Authors:
Hermine Huot | Laboratoire Sols et Environnement / INRA-Université de Lorraine | France
Dr Patrick Charbonnier | Arcelor Mittal France | Luxembourg
Prof. Marie-Odile Simonnot | Université de Lorraine - CNRS | France
Prof. Jean-Louis Morel | University of Lorraine | France
Green Management and Ecosystem Services of Former Industrial Decantation Ponds
Hermine Huot1,2,3,4, Patrick Charbonnier4, Marie-Odile Simonnot2,3, Jean Louis Morel1,2
1Université de Lorraine, Laboratoire Sols et Environnement, UMR 1120, Vandoeuvre-lès-Nancy, F-54518, France
2INRA, Laboratoire Sols et Environnement, UMR 1120, Vandoeuvre-lès-Nancy, F-54518, France
cUniversité de Lorraine, Laboratoire Réactions et Génie des Procédés, UMR 7274, Nancy, F-54001, France
3CNRS, Laboratoire Réactions et Génie des Procédés, UMR 7274, Nancy, F-54001, France
4Environment & Development, ArcelorMittal Corporate Real Estate, L-1160 Luxembourg
The steelmaking process generates numerous metal-rich by-products. Black furnace sludge were often disposed of in settling ponds, which now require special attention regarding the risks they generate for environmental bodies and human health as a result of their high concentration of metals (e.g. Pb, Zn). After closure and termination of sludge deposits, a vegetation cover may develop, which raises the question of the sustainability of this mode of management analogous to a natural attenuation.
In this context, a former industrial decantation pond closed in the 1950’s, and covered with an alluvial deciduous forest, was characterized i) to assess the risk of transfer of metals to groundwater and organisms and ii) to study the potential influence of vegetation, and in particular roots, on the mobilization of metals. A thorough characterization of the soil developed on the deposits along with lysimeter experiments were conducted. Results showed that a significant range of soluble compounds (sulfates, carbonates) may be released in water, but that metal flow is rather negligible due to low soil permeability and low metal solubility. Also, the presence of vegetation reduces water flow and limits the risk of transfer to groundwater. In contrast, in the rhizosphere soil, extractability of metals may increase as a result of root activity suggesting a potential mobilization of metals in the long term. In conclusion, risk of transfer of metals to groundwater and organisms is limited because of the presence low solubility of metal compounds and of specific physical properties of the sludge materials, which are in favor metal retention. In terms of site management, the presence of a dense vegetation cover prevents dust hazard, stabilizes materials and limits water flow and thus risk of transfer to groundwater. Changes caused by roots on the chemical status of metals are limited in space, but must be monitored to support to this management option.
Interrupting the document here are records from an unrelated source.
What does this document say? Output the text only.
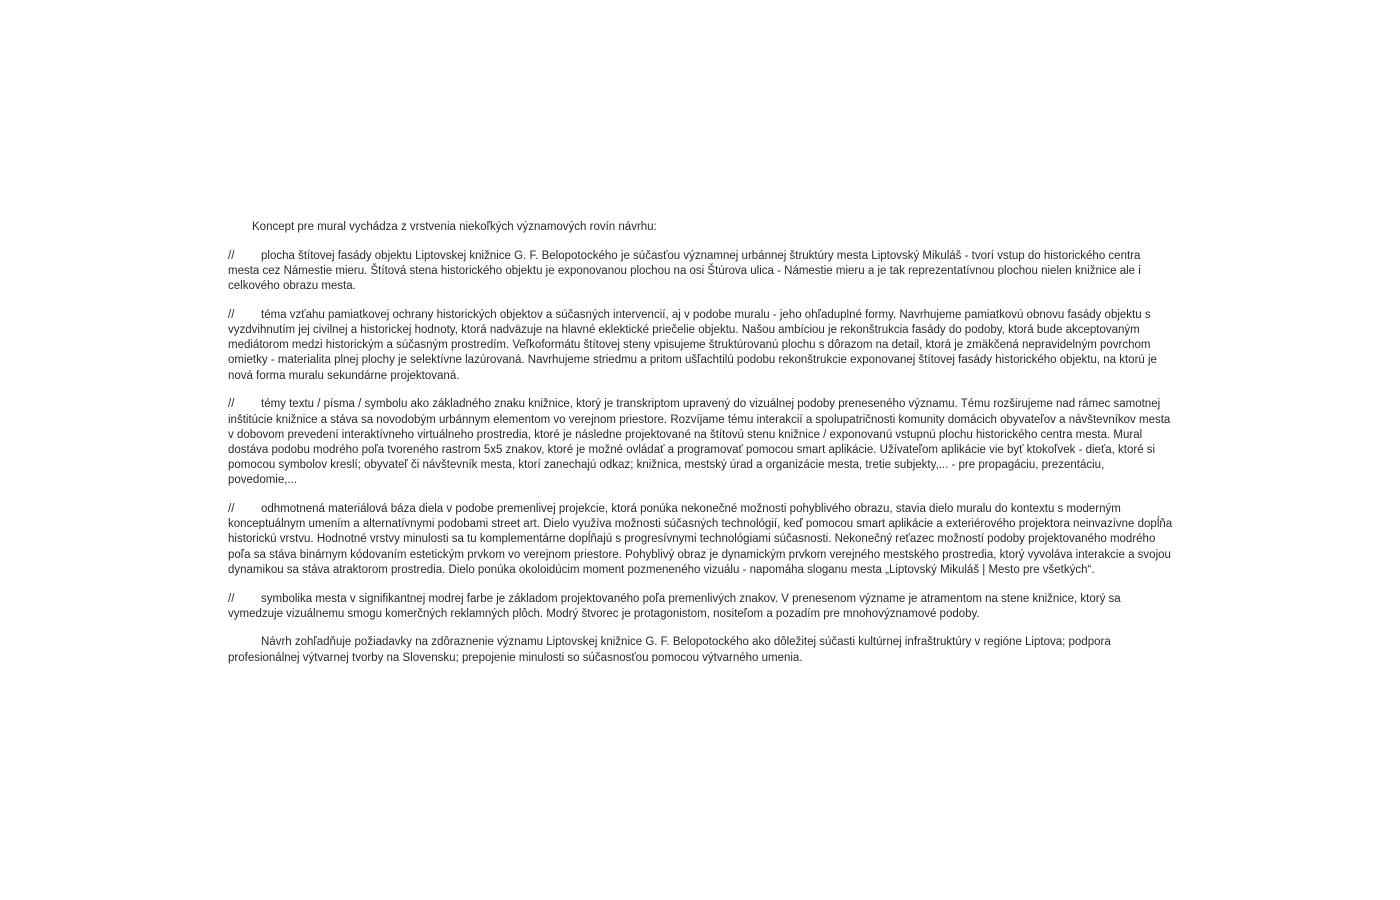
Koncept pre mural vychádza z vrstvenia niekoľkých významových rovín návrhu:

// plocha štítovej fasády objektu Liptovskej knižnice G. F. Belopotockého je súčasťou významnej urbánnej štruktúry mesta Liptovský Mikuláš - tvorí vstup do historického centra mesta cez Námestie mieru. Štítová stena historického objektu je exponovanou plochou na osi Štúrova ulica - Námestie mieru a je tak reprezentatívnou plochou nielen knižnice ale i celkového obrazu mesta.

// téma vzťahu pamiatkovej ochrany historických objektov a súčasných intervencií, aj v podobe muralu - jeho ohľaduplné formy. Navrhujeme pamiatkovú obnovu fasády objektu s vyzdvihnutím jej civilnej a historickej hodnoty, ktorá nadväzuje na hlavné eklektické priečelie objektu. Našou ambíciou je rekonštrukcia fasády do podoby, ktorá bude akceptovaným mediátorom medzi historickým a súčasným prostredím. Veľkoformátu štítovej steny vpisujeme štruktúrovanú plochu s dôrazom na detail, ktorá je zmäkčená nepravidelným povrchom omietky - materialita plnej plochy je selektívne lazúrovaná. Navrhujeme striedmu a pritom ušľachtilú podobu rekonštrukcie exponovanej štítovej fasády historického objektu, na ktorú je nová forma muralu sekundárne projektovaná.

// témy textu / písma / symbolu ako základného znaku knižnice, ktorý je transkriptom upravený do vizuálnej podoby preneseného významu. Tému rozširujeme nad rámec samotnej inštitúcie knižnice a stáva sa novodobým urbánnym elementom vo verejnom priestore. Rozvíjame tému interakcií a spolupatričnosti komunity domácich obyvateľov a návštevníkov mesta v dobovom prevedení interaktívneho virtuálneho prostredia, ktoré je následne projektované na štítovú stenu knižnice / exponovanú vstupnú plochu historického centra mesta. Mural dostáva podobu modrého poľa tvoreného rastrom 5x5 znakov, ktoré je možné ovládať a programovať pomocou smart aplikácie. Užívateľom aplikácie vie byť ktokoľvek - dieťa, ktoré si pomocou symbolov kreslí; obyvateľ či návštevník mesta, ktorí zanechajú odkaz; knižnica, mestský úrad a organizácie mesta, tretie subjekty,... - pre propagáciu, prezentáciu, povedomie,...

// odhmotnená materiálová báza diela v podobe premenlivej projekcie, ktorá ponúka nekonečné možnosti pohyblivého obrazu, stavia dielo muralu do kontextu s moderným konceptuálnym umením a alternatívnymi podobami street art. Dielo využíva možnosti súčasných technológií, keď pomocou smart aplikácie a exteriérového projektora neinvazívne dopĺňa historickú vrstvu. Hodnotné vrstvy minulosti sa tu komplementárne dopĺňajú s progresívnymi technológiami súčasnosti. Nekonečný reťazec možností podoby projektovaného modrého poľa sa stáva binárnym kódovaním estetickým prvkom vo verejnom priestore. Pohyblivý obraz je dynamickým prvkom verejného mestského prostredia, ktorý vyvoláva interakcie a svojou dynamikou sa stáva atraktorom prostredia. Dielo ponúka okoloidúcim moment pozmeneného vizuálu - napomáha sloganu mesta „Liptovský Mikuláš | Mesto pre všetkých“.

// symbolika mesta v signifikantnej modrej farbe je základom projektovaného poľa premenlivých znakov. V prenesenom význame je atramentom na stene knižnice, ktorý sa vymedzuje vizuálnemu smogu komerčných reklamných plôch. Modrý štvorec je protagonistom, nositeľom a pozadím pre mnohovýznamové podoby.

Návrh zohľadňuje požiadavky na zdôraznenie významu Liptovskej knižnice G. F. Belopotockého ako dôležitej súčasti kultúrnej infraštruktúry v regióne Liptova; podpora profesionálnej výtvarnej tvorby na Slovensku; prepojenie minulosti so súčasnosťou pomocou výtvarného umenia.
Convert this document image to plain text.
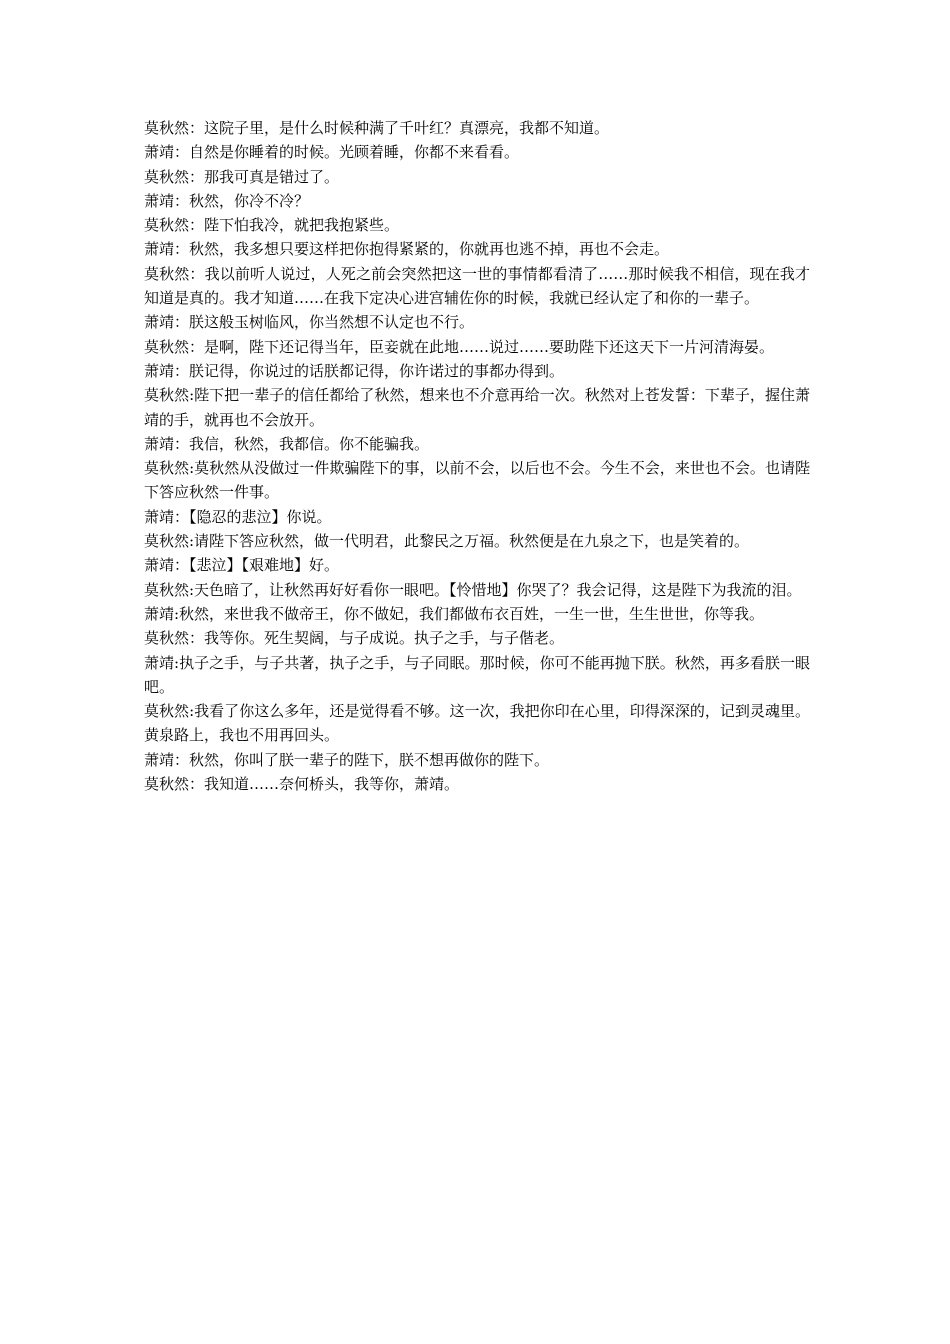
莫秋然：这院子里，是什么时候种满了千叶红？真漂亮，我都不知道。

萧靖：自然是你睡着的时候。光顾着睡，你都不来看看。

莫秋然：那我可真是错过了。

萧靖：秋然，你冷不冷？

莫秋然：陛下怕我冷，就把我抱紧些。

萧靖：秋然，我多想只要这样把你抱得紧紧的，你就再也逃不掉，再也不会走。

莫秋然：我以前听人说过，人死之前会突然把这一世的事情都看清了……那时候我不相信，现在我才知道是真的。我才知道……在我下定决心进宫辅佐你的时候，我就已经认定了和你的一辈子。

萧靖：朕这般玉树临风，你当然想不认定也不行。

莫秋然：是啊，陛下还记得当年，臣妾就在此地……说过……要助陛下还这天下一片河清海晏。

萧靖：朕记得，你说过的话朕都记得，你许诺过的事都办得到。

莫秋然:陛下把一辈子的信任都给了秋然，想来也不介意再给一次。秋然对上苍发誓：下辈子，握住萧靖的手，就再也不会放开。

萧靖：我信，秋然，我都信。你不能骗我。

莫秋然:莫秋然从没做过一件欺骗陛下的事，以前不会，以后也不会。今生不会，来世也不会。也请陛下答应秋然一件事。

萧靖：【隐忍的悲泣】你说。

莫秋然:请陛下答应秋然，做一代明君，此黎民之万福。秋然便是在九泉之下，也是笑着的。

萧靖：【悲泣】【艰难地】好。

莫秋然:天色暗了，让秋然再好好看你一眼吧。【怜惜地】你哭了？我会记得，这是陛下为我流的泪。

萧靖:秋然，来世我不做帝王，你不做妃，我们都做布衣百姓，一生一世，生生世世，你等我。

莫秋然：我等你。死生契阔，与子成说。执子之手，与子偕老。

萧靖:执子之手，与子共著，执子之手，与子同眠。那时候，你可不能再抛下朕。秋然，再多看朕一眼吧。

莫秋然:我看了你这么多年，还是觉得看不够。这一次，我把你印在心里，印得深深的，记到灵魂里。黄泉路上，我也不用再回头。

萧靖：秋然，你叫了朕一辈子的陛下，朕不想再做你的陛下。

莫秋然：我知道……奈何桥头，我等你，萧靖。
[1] Huot, H. (2013). Formation, fonctionnement et évolution d'un Technosol sur des boues sidérurgiques, Thèse de doctorat, Université de Lorraine, France.
[2] Huot H., Simonnot M.O., Marion P., Yvon J., De Donato P., Morel J.L. (2013). Characteristics and potential pedogenetic processes of a Technosol developing on iron industry deposits, Journal of Soils and Sediments, 13(3):555-568, doi 10.1007/s11368-012-0513-1
[3] Huot H., Simonnot M.O., Watteau F., Marion P., Yvon J., De Donato P., Morel J.L. (2013). Early transformation and transfer processes in a Technosol developing on iron industry deposits, European Journal of Soil Science, doi: 10.1111/ejss.12106.